Die Wahrheit: Adlige und andere Kreaturen
Adel verpflichtet, sagt man. Wozu, ist freilich nicht ausgemacht.
A del verpflichtet, sagt man. Wozu, ist freilich nicht ausgemacht. Die weit verzweigte fränkische Familie der Castell – die Fürstenhäuser Castell-Rüdenhausen und die Erbgrafen von Castell-Castell – besitzt Wald, schöne Weinberge, eine Privatbank und eine Hauszeitschrift, die Casteller Nachrichten.
Die berichten über eine Fürstenhochzeit zwischen Gräfin Olga und ihrem Prinzen Dominik auf zwei Seiten, fast wortlos, aber mit dreizehn Fotos, auf denen die Vorliebe adliger Damen für exotische Kopfbedeckungen geradewegs ins Auge sticht. Da gibt es pinkfarbene Hüte, die aussehen wie aus Stacheldraht gefertigt, oder fahrradgroße Rundkonstruktionen, die beide Schultern überdachen. Die Herren sind mit Fliege und Smoking ausgestattet. Klar wird: Dem Dresscode ist der Adel allemal verpflichtet.
Die große Geschichte der Casteller Nachrichten erzählt das Leben der Gräfin Stephanie, die vor 1989 in Berlin studierte, aber wegen der vielen Streiks an der FU nach Wien wechselte, wo es ruhiger war und sie den Fürstensohn Georg Khevenhüller heiratete. Der wurde Geschäftsführer einer Dachpappenfabrik, und bald wohnte man in Bad Homburg, wo sich Adel und Geldadel um „großzügige Häuser“ streiten, in denen man „größere Veranstaltungen“ ausrichten kann. Neben dem Dresscode ist es der Hang zum Großen und Größeren, dem der Adel verpflichtet ist.
Im Jahr 2000 war so viel Dachpappe verkauft, dass der adlige Geschäftsführer den Laden übernahm und nach sieben Jahre weiterveräußerte. Jetzt begann, was die Gräfin „die Neuausrichtung“ nennt. „Nach über 16 Jahren Ehe zum ersten Mal gemeinsame Mahlzeiten unter der Woche und ’Papa ante portas‘ …“ Was die drei Punkte andeuten, verpflichtet zum adligen Beschweigen.

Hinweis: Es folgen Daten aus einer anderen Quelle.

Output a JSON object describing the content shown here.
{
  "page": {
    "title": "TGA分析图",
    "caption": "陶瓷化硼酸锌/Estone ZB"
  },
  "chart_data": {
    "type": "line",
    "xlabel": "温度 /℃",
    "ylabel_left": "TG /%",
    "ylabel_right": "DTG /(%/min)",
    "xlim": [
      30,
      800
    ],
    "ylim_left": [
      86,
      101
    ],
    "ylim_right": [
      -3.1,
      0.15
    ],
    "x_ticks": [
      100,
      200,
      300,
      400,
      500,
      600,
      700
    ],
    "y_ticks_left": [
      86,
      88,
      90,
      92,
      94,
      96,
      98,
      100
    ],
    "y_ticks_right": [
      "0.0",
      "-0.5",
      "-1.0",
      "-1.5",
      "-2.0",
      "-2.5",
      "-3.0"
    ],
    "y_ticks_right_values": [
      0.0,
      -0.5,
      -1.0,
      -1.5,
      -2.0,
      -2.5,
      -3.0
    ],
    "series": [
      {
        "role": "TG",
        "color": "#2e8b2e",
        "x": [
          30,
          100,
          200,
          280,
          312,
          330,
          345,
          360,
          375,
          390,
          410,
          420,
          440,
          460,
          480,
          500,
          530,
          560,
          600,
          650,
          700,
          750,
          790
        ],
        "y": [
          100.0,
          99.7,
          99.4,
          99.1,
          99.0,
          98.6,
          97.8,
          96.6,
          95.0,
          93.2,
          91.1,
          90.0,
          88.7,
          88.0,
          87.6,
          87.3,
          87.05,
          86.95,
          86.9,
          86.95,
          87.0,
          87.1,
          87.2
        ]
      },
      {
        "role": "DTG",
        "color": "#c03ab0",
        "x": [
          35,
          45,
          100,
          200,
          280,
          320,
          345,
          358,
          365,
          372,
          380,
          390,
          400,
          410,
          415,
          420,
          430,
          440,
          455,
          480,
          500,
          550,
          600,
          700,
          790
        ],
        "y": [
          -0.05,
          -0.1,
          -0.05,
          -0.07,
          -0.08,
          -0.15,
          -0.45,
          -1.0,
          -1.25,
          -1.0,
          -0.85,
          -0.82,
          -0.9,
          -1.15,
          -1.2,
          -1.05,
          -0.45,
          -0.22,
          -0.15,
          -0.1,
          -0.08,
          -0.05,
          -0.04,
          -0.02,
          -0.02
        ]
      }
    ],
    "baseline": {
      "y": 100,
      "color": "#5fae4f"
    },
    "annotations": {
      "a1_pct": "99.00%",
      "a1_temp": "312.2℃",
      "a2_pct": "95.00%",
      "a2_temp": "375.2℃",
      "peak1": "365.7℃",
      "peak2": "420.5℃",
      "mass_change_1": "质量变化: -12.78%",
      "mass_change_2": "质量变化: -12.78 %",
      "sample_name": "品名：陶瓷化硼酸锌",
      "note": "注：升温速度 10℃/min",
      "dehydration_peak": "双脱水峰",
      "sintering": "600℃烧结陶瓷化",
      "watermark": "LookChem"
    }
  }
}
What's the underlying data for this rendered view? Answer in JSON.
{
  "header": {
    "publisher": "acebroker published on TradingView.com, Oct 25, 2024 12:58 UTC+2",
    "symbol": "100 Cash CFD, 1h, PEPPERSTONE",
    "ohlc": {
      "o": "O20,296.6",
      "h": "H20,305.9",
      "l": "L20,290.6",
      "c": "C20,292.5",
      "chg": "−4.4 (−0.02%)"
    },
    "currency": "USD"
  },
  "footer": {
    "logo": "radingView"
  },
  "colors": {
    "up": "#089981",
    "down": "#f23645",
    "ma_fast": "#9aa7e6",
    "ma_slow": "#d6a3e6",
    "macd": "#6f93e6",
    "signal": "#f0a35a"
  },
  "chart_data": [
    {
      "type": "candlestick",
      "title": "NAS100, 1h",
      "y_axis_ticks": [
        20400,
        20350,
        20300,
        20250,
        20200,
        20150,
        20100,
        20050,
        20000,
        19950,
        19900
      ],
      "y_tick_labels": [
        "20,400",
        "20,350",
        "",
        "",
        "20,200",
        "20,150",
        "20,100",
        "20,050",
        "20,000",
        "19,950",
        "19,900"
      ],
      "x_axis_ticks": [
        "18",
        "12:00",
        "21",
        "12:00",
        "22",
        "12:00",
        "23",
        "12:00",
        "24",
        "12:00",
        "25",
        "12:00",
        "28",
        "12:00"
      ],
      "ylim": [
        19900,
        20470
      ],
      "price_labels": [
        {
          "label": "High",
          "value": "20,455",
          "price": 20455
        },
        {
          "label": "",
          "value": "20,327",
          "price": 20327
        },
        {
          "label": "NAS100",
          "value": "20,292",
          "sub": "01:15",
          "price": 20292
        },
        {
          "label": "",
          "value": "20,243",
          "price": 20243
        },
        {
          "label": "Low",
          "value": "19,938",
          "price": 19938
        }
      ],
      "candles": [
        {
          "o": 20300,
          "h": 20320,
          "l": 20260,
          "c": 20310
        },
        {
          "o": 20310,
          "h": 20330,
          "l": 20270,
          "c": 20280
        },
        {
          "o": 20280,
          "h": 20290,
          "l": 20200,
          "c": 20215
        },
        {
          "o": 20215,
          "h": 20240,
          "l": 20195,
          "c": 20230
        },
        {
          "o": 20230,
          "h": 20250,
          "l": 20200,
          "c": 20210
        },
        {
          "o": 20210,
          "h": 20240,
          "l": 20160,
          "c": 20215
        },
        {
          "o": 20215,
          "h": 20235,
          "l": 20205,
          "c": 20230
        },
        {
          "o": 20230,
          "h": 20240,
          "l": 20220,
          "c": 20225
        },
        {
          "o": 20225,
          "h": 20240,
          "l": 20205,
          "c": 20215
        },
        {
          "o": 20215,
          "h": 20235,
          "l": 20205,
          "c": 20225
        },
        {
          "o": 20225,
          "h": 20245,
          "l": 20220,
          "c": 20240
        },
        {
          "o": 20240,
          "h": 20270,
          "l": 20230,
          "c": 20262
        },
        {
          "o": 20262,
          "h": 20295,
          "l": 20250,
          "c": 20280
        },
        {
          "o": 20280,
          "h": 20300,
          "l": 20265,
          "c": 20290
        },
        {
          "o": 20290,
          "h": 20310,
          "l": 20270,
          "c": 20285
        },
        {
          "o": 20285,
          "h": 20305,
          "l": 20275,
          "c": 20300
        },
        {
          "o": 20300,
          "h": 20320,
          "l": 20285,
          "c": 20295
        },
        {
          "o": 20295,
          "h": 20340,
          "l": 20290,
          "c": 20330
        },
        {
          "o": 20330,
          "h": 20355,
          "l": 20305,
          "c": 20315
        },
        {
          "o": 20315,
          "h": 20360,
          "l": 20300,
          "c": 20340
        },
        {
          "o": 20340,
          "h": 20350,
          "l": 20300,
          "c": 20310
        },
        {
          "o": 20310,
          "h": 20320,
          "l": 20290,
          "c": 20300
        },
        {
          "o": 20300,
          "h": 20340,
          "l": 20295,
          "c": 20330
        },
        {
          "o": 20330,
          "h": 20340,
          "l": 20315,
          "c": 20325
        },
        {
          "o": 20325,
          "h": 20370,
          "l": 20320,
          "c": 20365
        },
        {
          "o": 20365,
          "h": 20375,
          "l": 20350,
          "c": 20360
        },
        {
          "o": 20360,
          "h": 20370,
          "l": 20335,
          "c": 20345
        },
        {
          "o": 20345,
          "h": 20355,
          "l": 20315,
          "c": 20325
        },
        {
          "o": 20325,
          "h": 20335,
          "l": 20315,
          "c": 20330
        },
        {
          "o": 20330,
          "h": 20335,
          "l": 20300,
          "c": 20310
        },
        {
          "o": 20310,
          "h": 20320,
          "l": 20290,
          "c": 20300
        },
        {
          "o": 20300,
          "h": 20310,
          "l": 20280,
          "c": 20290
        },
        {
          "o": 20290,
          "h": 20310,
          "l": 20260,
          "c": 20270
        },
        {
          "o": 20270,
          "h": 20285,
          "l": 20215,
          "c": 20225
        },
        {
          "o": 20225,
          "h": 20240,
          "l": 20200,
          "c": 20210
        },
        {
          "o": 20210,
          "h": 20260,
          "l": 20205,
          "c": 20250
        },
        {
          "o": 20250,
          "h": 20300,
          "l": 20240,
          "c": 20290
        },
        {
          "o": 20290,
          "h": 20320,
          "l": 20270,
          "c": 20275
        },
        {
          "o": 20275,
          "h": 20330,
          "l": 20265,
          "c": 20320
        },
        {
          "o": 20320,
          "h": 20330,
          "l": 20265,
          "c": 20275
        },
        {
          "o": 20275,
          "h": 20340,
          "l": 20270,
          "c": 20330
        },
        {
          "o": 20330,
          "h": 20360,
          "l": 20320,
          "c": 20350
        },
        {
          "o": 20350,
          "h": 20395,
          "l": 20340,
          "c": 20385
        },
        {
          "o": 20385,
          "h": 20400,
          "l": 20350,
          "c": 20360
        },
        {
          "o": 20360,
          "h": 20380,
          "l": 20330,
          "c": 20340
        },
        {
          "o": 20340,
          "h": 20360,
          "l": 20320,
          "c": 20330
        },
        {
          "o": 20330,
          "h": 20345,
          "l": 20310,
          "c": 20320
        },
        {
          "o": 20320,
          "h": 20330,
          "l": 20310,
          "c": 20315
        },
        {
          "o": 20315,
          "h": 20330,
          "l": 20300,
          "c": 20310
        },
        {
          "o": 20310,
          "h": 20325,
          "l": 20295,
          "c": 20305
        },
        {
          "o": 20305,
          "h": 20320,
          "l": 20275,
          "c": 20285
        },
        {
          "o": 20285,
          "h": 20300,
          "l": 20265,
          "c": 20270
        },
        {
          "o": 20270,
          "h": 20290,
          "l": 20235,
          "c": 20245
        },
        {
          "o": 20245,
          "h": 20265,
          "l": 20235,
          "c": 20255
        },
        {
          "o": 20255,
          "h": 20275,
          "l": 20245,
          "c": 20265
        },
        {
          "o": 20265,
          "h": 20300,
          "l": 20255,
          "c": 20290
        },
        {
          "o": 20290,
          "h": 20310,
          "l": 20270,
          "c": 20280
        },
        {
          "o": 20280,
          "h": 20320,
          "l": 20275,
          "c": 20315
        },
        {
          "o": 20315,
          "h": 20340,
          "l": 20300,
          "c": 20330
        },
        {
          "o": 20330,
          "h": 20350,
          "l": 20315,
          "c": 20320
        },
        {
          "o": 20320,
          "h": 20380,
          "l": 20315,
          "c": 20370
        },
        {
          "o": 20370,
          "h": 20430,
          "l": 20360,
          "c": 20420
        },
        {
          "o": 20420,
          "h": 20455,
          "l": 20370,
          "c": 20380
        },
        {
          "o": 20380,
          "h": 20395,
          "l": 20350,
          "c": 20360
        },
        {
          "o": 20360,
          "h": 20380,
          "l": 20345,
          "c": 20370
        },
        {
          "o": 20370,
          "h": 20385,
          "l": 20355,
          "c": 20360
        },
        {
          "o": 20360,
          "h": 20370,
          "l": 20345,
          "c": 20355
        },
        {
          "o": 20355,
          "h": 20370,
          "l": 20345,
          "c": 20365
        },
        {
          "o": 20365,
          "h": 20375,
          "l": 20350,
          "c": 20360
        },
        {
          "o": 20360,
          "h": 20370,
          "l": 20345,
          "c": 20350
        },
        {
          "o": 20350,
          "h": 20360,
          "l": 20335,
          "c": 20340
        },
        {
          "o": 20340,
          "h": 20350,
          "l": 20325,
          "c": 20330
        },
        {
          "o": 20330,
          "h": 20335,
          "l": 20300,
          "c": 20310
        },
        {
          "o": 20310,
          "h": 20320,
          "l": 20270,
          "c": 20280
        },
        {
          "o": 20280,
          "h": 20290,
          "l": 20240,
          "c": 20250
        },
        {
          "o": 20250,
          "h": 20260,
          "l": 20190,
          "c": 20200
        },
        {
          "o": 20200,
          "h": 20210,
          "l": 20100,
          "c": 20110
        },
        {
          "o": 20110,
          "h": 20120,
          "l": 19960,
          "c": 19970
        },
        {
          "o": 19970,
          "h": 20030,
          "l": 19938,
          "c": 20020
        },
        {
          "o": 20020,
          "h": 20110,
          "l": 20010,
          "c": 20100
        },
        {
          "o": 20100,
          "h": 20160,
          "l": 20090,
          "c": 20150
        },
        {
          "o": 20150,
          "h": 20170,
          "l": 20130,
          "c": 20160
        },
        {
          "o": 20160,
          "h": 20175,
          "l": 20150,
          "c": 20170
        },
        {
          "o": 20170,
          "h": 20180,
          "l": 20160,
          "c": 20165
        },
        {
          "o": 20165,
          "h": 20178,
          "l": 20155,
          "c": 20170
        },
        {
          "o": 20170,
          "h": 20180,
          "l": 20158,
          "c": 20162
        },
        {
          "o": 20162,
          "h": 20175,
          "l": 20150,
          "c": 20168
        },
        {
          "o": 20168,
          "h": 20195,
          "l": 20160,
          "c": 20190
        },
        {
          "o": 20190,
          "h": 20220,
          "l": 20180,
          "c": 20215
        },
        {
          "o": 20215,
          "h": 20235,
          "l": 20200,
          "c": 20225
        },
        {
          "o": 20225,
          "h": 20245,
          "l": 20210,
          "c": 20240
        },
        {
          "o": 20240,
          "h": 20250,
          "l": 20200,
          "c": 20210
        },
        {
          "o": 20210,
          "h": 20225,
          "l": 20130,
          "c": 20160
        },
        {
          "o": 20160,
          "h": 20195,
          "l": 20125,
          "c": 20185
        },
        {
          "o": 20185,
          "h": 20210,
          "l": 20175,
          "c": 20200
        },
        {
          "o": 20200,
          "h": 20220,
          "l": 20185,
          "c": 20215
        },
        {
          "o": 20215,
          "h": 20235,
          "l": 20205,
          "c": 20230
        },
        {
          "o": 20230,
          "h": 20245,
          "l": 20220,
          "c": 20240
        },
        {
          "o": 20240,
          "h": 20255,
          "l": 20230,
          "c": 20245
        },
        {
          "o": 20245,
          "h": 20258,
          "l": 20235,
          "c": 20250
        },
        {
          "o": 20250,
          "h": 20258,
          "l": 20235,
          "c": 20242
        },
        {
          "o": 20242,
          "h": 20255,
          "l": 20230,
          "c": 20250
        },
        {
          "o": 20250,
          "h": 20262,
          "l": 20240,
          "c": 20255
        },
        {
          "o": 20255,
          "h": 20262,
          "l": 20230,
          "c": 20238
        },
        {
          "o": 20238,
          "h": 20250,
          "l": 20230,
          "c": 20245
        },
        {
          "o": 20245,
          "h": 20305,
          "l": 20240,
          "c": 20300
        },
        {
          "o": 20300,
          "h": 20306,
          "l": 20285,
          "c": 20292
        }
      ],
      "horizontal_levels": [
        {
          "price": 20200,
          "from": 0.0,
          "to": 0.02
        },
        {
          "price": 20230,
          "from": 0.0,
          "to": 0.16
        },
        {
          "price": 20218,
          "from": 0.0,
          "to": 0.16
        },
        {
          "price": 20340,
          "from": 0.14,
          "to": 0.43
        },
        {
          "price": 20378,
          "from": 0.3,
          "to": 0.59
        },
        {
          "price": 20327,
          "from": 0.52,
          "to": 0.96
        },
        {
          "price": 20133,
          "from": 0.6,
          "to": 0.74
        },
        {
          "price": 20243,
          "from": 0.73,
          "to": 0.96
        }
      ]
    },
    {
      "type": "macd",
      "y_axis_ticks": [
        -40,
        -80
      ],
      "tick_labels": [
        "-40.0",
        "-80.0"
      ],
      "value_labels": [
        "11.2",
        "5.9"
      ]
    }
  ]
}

Der Verkauf der Dachpappenfabrik spülte echte Kohle in die Kasse. „Die sich abzeichnende Krise in Europa“ besorgte den Rest – deshalb investierte man „in Grund und Boden als nachhaltigen Sachwert“. Zum Dresscode und zum Hang zum Großen gesellt sich der „Wunsch, Land zu bewirtschaften … da wir beide aus Familien kommen, deren Grundlage die Land- und Forstwirtschaft ist“. Blutverpflichtung also.
So wurden die Gräfin und der Fürstensohn „plötzlich Besitzer einer Estancia (Farm) mit vielen Rindern“ – in Uruguay, wo man „selten Menschen, dafür häufig anderen Kreaturen wie zum Beispiel Gürteltieren, Stinktieren, Straußen und Echsen“ begegnet oder einem „Frosch in der Dusche“. Nur der Uru ist halt auch da, „gefangen in Bürokratie und sozialistischen Utopien“, die dazu führten, dass „bei uns viermal eingebrochen wurde“.
Aber „durch Telefon, E-Mail und Skype ist es leicht, Verbindung zu halten“ zum adligen Anhang. Vorsorglich hat sich Georg in seiner Heimat Kärnten ein „Basislager“ besorgt: „Einen Hof in schönster unverbauter Lage“, nahe dem Stammsitz der Familie Khevenhüller. Der adlige Apfel fällt halt nicht weit vom Stamm, auch wenn er sich zwischendurch mit Urus, Stinktieren und „anderen Kreaturen“ herumschlagen muss.